With the RBA meeting one of the marquee event risks next week, I lay out the focal points and what the market should be most sensitive to. All things equal, I feel the RBA’s actions would be slightly AUD positive, although these actions should be more than offset by the current aggressive interest rate pricing. Therefore, taking this into account, I see modest downside risks for the AUD on this ground and the question then becomes, will the RBA meet the timetable priced by the rates markets?
While many clients trading the AUD, our AUS200 index or interest-rate sensitive equities (such as banks) typically hold positions for a matter of hours, many for minutes, it’s time to put the 6 July RBA meeting on the event risk radar.
From a financial markets psychology perceptive we know there'll be many other factors affecting sentiment towards the AUD between now and 6 July - specifically US data, Fed speakers or news from China. However, domestic factors may play a more prominent role in influencing Australian-centric assets and when a consensus forms it can lead to herd-like behaviour where trends in price develop.
Given the RBA have made it clear they will make a significant announcement on monetary policy at this meeting it’s logical to think this meeting could be a volatility event. So depending on what is said it could form trending conditions, specifically in the AUD crosses (think AUDNZD and AUDCAD) and interest rate sensitive stocks, in this period ahead.
I will display the weekly implied volatility matrix on our Telegram channel tomorrow to show the expected movement over the meeting, but I expect it to lift as traders’ bet on volatility.
Consider that the tradeable interest rate markets price in a hike of 15bp (from the RBA) by July 2022 with the cash rate expected to reach 1% (four rate hikes) by July 2024. While the Commonwealth Bank has garnered headlines with its call for the first RBA rate hike in November 2022, recent narrative from the RBA suggests current market pricing is too aggressive for a relatively dovish central bank, especially one that will likely end QE in 2022.
While the obvious risks are they will hike earlier than its guidance for 2024, from a pure interest rates pricing standpoint, the risks to AUD upside seem limited.
We also see positioning among clients modestly short of AUDUSD and expecting a grind lower.
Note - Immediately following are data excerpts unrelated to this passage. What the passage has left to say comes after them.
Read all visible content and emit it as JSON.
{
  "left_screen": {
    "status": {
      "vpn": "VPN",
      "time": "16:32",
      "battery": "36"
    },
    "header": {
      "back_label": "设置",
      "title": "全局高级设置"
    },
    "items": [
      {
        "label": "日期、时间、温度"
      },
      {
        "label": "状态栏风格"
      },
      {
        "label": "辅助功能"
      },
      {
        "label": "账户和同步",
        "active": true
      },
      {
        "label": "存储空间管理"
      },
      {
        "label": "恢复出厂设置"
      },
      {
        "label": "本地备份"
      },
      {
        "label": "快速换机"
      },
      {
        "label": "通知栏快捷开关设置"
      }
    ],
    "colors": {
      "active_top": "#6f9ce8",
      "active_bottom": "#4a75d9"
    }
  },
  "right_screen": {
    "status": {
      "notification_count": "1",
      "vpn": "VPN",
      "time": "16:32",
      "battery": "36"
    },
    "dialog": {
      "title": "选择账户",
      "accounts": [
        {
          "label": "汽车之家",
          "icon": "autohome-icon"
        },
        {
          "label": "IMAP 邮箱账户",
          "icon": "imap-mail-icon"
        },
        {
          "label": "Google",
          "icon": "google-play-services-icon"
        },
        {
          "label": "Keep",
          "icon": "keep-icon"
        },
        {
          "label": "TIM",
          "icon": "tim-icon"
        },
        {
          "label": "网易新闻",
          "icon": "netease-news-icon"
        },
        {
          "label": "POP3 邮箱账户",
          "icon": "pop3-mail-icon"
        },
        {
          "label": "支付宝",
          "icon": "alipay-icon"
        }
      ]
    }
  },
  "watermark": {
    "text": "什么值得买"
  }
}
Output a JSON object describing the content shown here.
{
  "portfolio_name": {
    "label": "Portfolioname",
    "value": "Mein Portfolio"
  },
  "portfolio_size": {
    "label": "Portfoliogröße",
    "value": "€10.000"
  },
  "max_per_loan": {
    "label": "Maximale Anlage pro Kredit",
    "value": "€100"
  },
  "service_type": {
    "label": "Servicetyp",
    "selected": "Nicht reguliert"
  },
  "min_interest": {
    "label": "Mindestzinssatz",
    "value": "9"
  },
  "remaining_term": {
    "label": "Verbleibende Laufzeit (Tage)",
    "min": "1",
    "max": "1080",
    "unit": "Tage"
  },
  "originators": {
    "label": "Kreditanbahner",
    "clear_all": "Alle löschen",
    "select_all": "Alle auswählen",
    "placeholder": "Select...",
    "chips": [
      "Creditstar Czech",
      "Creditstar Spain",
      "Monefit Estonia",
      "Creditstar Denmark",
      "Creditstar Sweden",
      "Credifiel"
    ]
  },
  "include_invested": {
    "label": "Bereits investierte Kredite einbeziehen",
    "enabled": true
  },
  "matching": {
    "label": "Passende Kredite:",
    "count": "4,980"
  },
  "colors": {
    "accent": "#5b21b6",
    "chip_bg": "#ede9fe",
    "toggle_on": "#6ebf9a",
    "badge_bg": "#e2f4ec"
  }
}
This is in-fitting with other commodity currencies such as NZDUSD and USDCAD. Conversely, we see hedge funds are long $1.9b AUDUSD futures (source: weekly CFTC report), but not at levels which suggest significant position risk going into the RBA meeting.
The key focal points?
The three key factors will be whether the RBA choose to:
- Given its current asset purchase program (QE) ends in September the market will be expecting an extension of the program – will it be extended by a set amount per month and over a defined duration or a more flexible approach?
- Change its 3-year Aussie government bond (ACGB) yield curve control (YCC) target from the ACGB April 2024 maturity to the ACGB November 2024?
- Offer clues on a preference for an interest rate hike before it allows its balance sheet to decline (bonds mature) and excess cash to exit the system, or will this happen concurrently?
On point 1, given the run of better economic data and the Federal Reserve turning somewhat more hawkish, the consensus is of the belief we see a more flexible approach to bond purchases adopted, with RBA extending the envelope for asset purchases by $50b to $100b over a six-to 12-month period – the pace of bond purchases could vary month-to-month depending on underlying economic conditions.
Others see an even more flexible approach, where the RBA would buy say $5b per week for an ongoing basis. The market has discounted a new round of QE. Nuance therefore matters and the greater the flexibility to reduce (taper) the pace of asset purchases (depending on economic conditions), married with an optimistic outlook, could promote AUD buyers.
Recall, the RBA is capping the 3-year govt bond yield by purchasing the April 2024 maturity in unlimited size. So, on Point 2 it seems unlikely but not impossible, that we see the RBA roll its 3-year bond yield target from the April 2024 maturity to November 2024 – if they do change targets the AUD will be savaged 75-100 pips off the bat. Given interest rates pricing for 2024, if the RBA push out the target to the November 2024 maturity, it will signal they won’t hike until late 2024. A less flexible and more rigid framework will be a surprise and pit the RBA as the most dovish central bank of G10 central banks.
The consensus is that they'll maintain the current maturity target. If this is true, it would be modestly AUD positive and play into my view that they will look to exit YCC in 2022 and allow full price discovery in the bond market without having to cap bond yields.
On Point 3, this is perhaps not a theme for now. However, it will be the primary focus in early 2022 given the experience in the US in late 2018, where the markets forced the Fed to alter its program of rate hikes and liquidity reduction. Allowing cash (liquidity) to exit the system should be seen as a quasi-tightening of financial conditions and married with a lift in the cash rate will require a strong economy as they effectively double the tightening. Perhaps on balance we may see rate hikes while the RBA install measures to keep liquidity abundant.
So, certainly an event for the radar and one where trends may develop ahead of the meeting as these expectations form consensus – perhaps the AUD vs EUR, NZD and CAD are the best place to trade this.